NCT02051569 · Status: COMPLETED · Phase: EARLY_PHASE1 · Type: INTERVENTIONAL · Enrollment: 40

Last updated 2014-01-31

No results posted yet for this study

Summary

Rationale: Poor social functioning may contribute to major depressive disorder (MDD). Poor serotonin function may also contribute to MDD. Recent research suggests that serotonin plays a role in regulating human social behaviour. Therefore it would be intriguing to investigate the role of serotonin in regulating the quality of everyday social interactions in a population at risk for MDD. Human social behaviour can be reliably assessed in everyday life using Ecological Momentary Assessment (EMA).

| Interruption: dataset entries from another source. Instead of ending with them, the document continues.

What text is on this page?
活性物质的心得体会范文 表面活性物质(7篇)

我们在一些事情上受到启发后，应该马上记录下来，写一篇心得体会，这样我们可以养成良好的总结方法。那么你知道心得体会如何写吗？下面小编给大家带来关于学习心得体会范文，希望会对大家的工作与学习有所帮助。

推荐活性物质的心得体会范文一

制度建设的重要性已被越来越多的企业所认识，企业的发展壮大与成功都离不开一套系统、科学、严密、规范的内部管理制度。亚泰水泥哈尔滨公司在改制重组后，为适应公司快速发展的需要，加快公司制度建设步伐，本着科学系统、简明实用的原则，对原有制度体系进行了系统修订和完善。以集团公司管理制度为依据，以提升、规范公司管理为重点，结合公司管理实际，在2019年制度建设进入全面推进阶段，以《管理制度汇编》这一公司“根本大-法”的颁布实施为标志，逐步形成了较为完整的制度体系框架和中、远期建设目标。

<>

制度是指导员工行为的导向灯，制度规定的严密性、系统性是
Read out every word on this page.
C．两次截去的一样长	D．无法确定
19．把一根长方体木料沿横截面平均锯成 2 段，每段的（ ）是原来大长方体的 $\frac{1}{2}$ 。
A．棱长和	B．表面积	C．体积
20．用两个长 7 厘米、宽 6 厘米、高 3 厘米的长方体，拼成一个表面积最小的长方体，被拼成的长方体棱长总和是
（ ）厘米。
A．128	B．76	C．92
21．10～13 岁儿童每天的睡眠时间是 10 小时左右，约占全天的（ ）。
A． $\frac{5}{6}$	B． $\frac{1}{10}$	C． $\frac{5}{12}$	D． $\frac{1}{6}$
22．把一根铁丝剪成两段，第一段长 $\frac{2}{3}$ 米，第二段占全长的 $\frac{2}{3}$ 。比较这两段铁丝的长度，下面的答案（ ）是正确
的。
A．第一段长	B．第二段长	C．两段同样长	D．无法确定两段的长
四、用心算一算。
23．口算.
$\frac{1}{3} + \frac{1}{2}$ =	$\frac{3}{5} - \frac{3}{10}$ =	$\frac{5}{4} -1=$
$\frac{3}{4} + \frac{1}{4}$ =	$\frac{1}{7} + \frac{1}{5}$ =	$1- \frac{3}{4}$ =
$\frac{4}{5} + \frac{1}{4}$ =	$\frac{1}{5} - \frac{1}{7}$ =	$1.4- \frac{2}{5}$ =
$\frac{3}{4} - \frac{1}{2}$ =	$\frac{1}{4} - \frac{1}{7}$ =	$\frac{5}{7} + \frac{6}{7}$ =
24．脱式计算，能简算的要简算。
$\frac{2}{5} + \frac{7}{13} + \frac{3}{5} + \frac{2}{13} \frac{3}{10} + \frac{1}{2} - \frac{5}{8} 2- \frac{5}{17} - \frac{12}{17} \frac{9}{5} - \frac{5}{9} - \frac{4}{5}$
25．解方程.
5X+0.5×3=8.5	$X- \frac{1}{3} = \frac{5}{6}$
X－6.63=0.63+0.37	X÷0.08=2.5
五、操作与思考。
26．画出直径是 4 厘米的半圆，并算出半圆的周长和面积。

Objective: This study aims to investigate how an experimental increase in serotonin influences social functioning in healthy adults with a first-degree family member diagnosed with MDD. The primary goal is to investigate the role of serotonin in regulating everyday social behaviour, measured using EMA. This will be done using oral supplementation with tryptophan, the amino acid precursor of serotonin. Secondary goals are to determine how this experimental manipulation influences people's feelings as well as their perceptions of other's social behaviour following interpersonal events, and social cognitions at the end of the day. An exploratory goal is to investigate if these effects are moderated by genes thought to be involved in MDD.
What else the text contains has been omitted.